The researchers conclude that today’s large language models can extract personal data to an extent that was previously not possible and that there is an urgent need to develop more effective mechanisms to protect user privacy.
- Will this ability to infer personal data be used for targeted advertising or to defraud individuals?
How to safeguard the right to erase or correct
In some cases, one can demand that personal data be deleted. This is called the “right to be forgotten”. Language models can hallucinate or make mistakes, including about individuals, such as the law professor in California who was accused of sexual harassment, or the politician Schaake who was alleged to be a terrorist. This type of false personal data is naturally information one would want removed.

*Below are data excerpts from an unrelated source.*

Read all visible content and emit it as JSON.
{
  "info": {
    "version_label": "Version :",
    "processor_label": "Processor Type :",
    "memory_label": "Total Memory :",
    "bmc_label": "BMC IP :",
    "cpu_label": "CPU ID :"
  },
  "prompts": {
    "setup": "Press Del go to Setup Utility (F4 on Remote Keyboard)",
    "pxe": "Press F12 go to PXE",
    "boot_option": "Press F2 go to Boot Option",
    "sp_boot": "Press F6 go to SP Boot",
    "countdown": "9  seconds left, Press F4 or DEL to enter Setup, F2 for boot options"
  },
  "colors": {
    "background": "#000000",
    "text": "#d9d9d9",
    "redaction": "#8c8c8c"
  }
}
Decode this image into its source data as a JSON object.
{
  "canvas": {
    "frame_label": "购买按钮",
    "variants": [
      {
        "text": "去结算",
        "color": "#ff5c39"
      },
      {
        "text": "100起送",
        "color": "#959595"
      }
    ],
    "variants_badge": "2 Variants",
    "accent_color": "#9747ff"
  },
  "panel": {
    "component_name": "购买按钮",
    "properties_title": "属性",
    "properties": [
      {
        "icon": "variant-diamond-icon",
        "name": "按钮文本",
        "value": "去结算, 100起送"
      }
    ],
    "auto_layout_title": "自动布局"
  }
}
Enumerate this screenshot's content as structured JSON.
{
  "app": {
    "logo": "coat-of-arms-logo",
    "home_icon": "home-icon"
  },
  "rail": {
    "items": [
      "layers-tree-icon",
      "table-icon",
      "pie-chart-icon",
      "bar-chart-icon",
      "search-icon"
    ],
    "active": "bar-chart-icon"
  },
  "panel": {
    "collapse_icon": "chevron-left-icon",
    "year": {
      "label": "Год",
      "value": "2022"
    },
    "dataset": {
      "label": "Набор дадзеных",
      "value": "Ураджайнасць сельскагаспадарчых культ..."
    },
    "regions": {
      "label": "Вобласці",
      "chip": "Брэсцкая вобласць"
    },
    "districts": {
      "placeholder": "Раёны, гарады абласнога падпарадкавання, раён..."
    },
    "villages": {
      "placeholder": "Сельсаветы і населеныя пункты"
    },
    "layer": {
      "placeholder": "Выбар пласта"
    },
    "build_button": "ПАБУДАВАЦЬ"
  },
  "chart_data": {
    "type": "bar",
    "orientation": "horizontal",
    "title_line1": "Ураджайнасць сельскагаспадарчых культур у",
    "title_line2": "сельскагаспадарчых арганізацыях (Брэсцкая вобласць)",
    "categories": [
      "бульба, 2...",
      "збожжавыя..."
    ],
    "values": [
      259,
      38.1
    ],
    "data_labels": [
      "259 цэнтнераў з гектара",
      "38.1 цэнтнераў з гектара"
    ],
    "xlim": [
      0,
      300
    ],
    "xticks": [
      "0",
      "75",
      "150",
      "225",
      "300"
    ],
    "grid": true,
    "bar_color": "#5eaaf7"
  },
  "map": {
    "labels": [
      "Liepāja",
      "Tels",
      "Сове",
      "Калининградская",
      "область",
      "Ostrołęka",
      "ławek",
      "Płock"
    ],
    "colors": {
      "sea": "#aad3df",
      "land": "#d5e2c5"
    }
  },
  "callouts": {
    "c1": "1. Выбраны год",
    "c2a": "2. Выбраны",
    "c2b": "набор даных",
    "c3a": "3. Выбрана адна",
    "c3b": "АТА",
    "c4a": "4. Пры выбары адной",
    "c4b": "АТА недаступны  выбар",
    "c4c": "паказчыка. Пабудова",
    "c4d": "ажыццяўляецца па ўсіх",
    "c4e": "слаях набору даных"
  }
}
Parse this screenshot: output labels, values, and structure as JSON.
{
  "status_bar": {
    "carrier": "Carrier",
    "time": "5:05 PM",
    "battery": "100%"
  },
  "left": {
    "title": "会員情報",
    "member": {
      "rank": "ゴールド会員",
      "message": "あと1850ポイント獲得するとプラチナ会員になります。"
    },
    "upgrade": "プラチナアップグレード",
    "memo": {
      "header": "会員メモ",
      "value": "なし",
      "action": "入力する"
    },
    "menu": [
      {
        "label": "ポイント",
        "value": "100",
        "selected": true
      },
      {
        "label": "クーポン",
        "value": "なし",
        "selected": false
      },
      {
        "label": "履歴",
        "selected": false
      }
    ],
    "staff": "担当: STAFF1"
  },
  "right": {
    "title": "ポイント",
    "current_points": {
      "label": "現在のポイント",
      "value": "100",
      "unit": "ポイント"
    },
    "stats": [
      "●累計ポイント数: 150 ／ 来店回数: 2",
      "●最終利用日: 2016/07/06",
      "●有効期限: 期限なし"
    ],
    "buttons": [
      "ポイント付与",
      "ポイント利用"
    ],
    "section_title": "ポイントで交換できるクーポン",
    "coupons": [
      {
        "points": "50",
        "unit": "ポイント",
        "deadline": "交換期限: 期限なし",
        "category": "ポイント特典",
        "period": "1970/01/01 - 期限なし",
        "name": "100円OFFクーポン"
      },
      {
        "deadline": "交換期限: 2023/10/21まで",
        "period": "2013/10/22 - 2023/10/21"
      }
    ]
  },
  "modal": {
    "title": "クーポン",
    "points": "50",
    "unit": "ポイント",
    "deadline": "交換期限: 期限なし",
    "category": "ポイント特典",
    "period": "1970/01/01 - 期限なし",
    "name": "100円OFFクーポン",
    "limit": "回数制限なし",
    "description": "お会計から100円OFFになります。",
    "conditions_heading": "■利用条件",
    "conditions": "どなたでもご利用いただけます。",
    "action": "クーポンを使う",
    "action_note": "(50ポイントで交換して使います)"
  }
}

Yet, correcting or deleting data in a language model is difficult. The data is not stored anywhere, such as a conventional database. Language models learn by recognizing patterns in training data, and use the patterns to create new content. If personal data is included in the language model, it is part of the training and deleting the data itself does not help. Microsoft describes this as removing an ingredient from a baked cake.
“Machine unlearning” – i.e. techniques for removing data without compromising the performance and quality of the AI model – has become a research topic. Microsoft is among those working on unlearning techniques and has succeeded in unlearning information about Harry Potter from its language model. However, the field remains very immature.
- Is it even realistic to demand the right to be forgotten?
- What responsibility do companies have if their chatbots and language models generate false personal data?